Amazon purchased quern
The Amazon purchased quern, showing how many times grain needs to be ground to become flour. At top left, is the whole grain hulled barley. Then, left to right has been passed through the quern, once to five time to become finer. Just below the fifth, is the sixth, which is a reasonable flour. Also pictured is a bone spoon.

I also have a reproduction quern, purchased from a reenactor. It's much larger. The grain goes into a central hole, rather than one offset, like the above. I believe this would allow longer contact of the grain with the grinding area, before it moves off.

I think what I'll do, is allow people to use the small one, and have the reproduction open to show the grinding area. This is in preparation for the next phase of experiments. GROUND barley as the start. Because the definition of porridge includes the term "meal" indicating a grinding process. “Porridge.” Merriam-Webster.com Dictionary, Merriam-Webster, https://www.merriam-webster.com/dictionary/porridge. Accessed 11 Aug. 2025. Derp. 
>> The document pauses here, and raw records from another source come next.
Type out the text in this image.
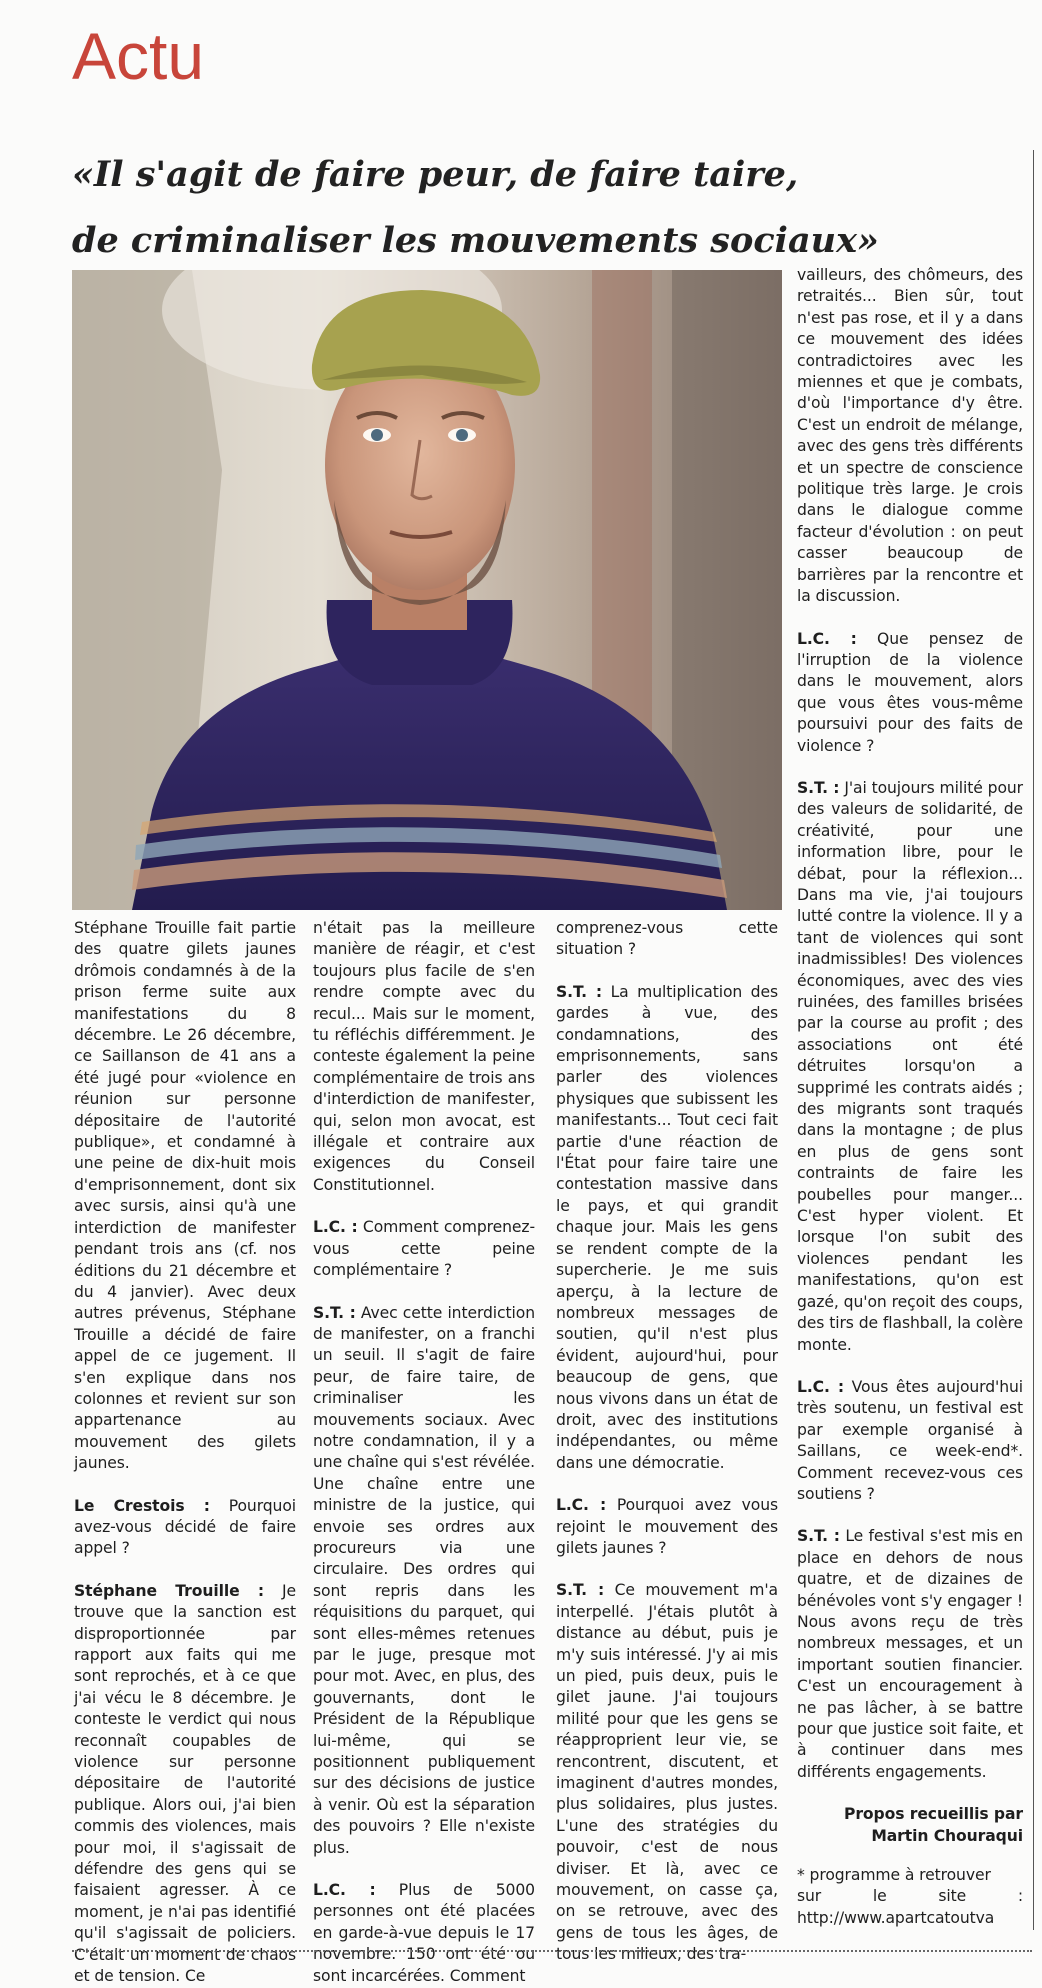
Actu
«Il s'agit de faire peur, de faire taire,
de criminaliser les mouvements sociaux»

Stéphane Trouille fait partie des quatre gilets jaunes drômois condamnés à de la prison ferme suite aux manifestations du 8 décembre. Le 26 décembre, ce Saillanson de 41 ans a été jugé pour «violence en réunion sur personne dépositaire de l'autorité publique», et condamné à une peine de dix-huit mois d'emprisonnement, dont six avec sursis, ainsi qu'à une interdiction de manifester pendant trois ans (cf. nos éditions du 21 décembre et du 4 janvier). Avec deux autres prévenus, Stéphane Trouille a décidé de faire appel de ce jugement. Il s'en explique dans nos colonnes et revient sur son appartenance au mouvement des gilets jaunes.

Le Crestois : Pourquoi avez-vous décidé de faire appel ?

Stéphane Trouille : Je trouve que la sanction est disproportionnée par rapport aux faits qui me sont reprochés, et à ce que j'ai vécu le 8 décembre. Je conteste le verdict qui nous reconnaît coupables de violence sur personne dépositaire de l'autorité publique. Alors oui, j'ai bien commis des violences, mais pour moi, il s'agissait de défendre des gens qui se faisaient agresser. À ce moment, je n'ai pas identifié qu'il s'agissait de policiers. C'était un moment de chaos et de tension. Ce

n'était pas la meilleure manière de réagir, et c'est toujours plus facile de s'en rendre compte avec du recul... Mais sur le moment, tu réfléchis différemment. Je conteste également la peine complémentaire de trois ans d'interdiction de manifester, qui, selon mon avocat, est illégale et contraire aux exigences du Conseil Constitutionnel.

L.C. : Comment comprenez-vous cette peine complémentaire ?

S.T. : Avec cette interdiction de manifester, on a franchi un seuil. Il s'agit de faire peur, de faire taire, de criminaliser les mouvements sociaux. Avec notre condamnation, il y a une chaîne qui s'est révélée. Une chaîne entre une ministre de la justice, qui envoie ses ordres aux procureurs via une circulaire. Des ordres qui sont repris dans les réquisitions du parquet, qui sont elles-mêmes retenues par le juge, presque mot pour mot. Avec, en plus, des gouvernants, dont le Président de la République lui-même, qui se positionnent publiquement sur des décisions de justice à venir. Où est la séparation des pouvoirs ? Elle n'existe plus.

L.C. : Plus de 5000 personnes ont été placées en garde-à-vue depuis le 17 novembre. 150 ont été ou sont incarcérées. Comment

comprenez-vous cette situation ?

S.T. : La multiplication des gardes à vue, des condamnations, des emprisonnements, sans parler des violences physiques que subissent les manifestants... Tout ceci fait partie d'une réaction de l'État pour faire taire une contestation massive dans le pays, et qui grandit chaque jour. Mais les gens se rendent compte de la supercherie. Je me suis aperçu, à la lecture de nombreux messages de soutien, qu'il n'est plus évident, aujourd'hui, pour beaucoup de gens, que nous vivons dans un état de droit, avec des institutions indépendantes, ou même dans une démocratie.

L.C. : Pourquoi avez vous rejoint le mouvement des gilets jaunes ?

S.T. : Ce mouvement m'a interpellé. J'étais plutôt à distance au début, puis je m'y suis intéressé. J'y ai mis un pied, puis deux, puis le gilet jaune. J'ai toujours milité pour que les gens se réapproprient leur vie, se rencontrent, discutent, et imaginent d'autres mondes, plus solidaires, plus justes. L'une des stratégies du pouvoir, c'est de nous diviser. Et là, avec ce mouvement, on casse ça, on se retrouve, avec des gens de tous les âges, de tous les milieux, des tra-

vailleurs, des chômeurs, des retraités... Bien sûr, tout n'est pas rose, et il y a dans ce mouvement des idées contradictoires avec les miennes et que je combats, d'où l'importance d'y être. C'est un endroit de mélange, avec des gens très différents et un spectre de conscience politique très large. Je crois dans le dialogue comme facteur d'évolution : on peut casser beaucoup de barrières par la rencontre et la discussion.

L.C. : Que pensez de l'irruption de la violence dans le mouvement, alors que vous êtes vous-même poursuivi pour des faits de violence ?

S.T. : J'ai toujours milité pour des valeurs de solidarité, de créativité, pour une information libre, pour le débat, pour la réflexion... Dans ma vie, j'ai toujours lutté contre la violence. Il y a tant de violences qui sont inadmissibles! Des violences économiques, avec des vies ruinées, des familles brisées par la course au profit ; des associations ont été détruites lorsqu'on a supprimé les contrats aidés ; des migrants sont traqués dans la montagne ; de plus en plus de gens sont contraints de faire les poubelles pour manger... C'est hyper violent. Et lorsque l'on subit des violences pendant les manifestations, qu'on est gazé, qu'on reçoit des coups, des tirs de flashball, la colère monte.

L.C. : Vous êtes aujourd'hui très soutenu, un festival est par exemple organisé à Saillans, ce week-end*. Comment recevez-vous ces soutiens ?

S.T. : Le festival s'est mis en place en dehors de nous quatre, et de dizaines de bénévoles vont s'y engager ! Nous avons reçu de très nombreux messages, et un important soutien financier. C'est un encouragement à ne pas lâcher, à se battre pour que justice soit faite, et à continuer dans mes différents engagements.

Propos recueillis par
Martin Chouraqui

* programme à retrouver
sur le site :
http://www.apartcatoutva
Even the RECIPE for Traveller's Porridge, in An Early Meal, by (Serra and Tunberg, 2013) indicates crushed or lightly ground. (oops, I missed that...)

Recipe for Traveller's Porridge 
So while it's not CRUCIAL to grind the barley, I think it'll help actually create porridge. It'll speed cooking time, which ought to decrease time on the fire. I am also curious about using any leftovers for a fry bread.

Future Directions!

This submission needs to be short and sweet. I ran across the 3 minute thesis. In the 3MT, the presenter has ONE slide and 3 minutes to get across the gist of their research thesis. I am going to work along those lines. One of the pictures I'd consider is this one!

Research is hard!
Working "above the fire" is difficult! Sadly, it doesn't meet the stated goal of the experiment, but it IS part of the chaîne opératoire of making a meal during the Viking Age. It's a LOT of work and not easy. There's a whole lot going into it. I want to start researching 'Before the Hearth'... The goal being to help people realize what the chaîne opératoire, or chain of operations, of making a meal was, during the Viking Age.

So, ideally, short, less than 5 minutes, focus, distill to a few slides. Maybe put some conclusions to the pots on index cards, so the experimental pots, speak for themselves?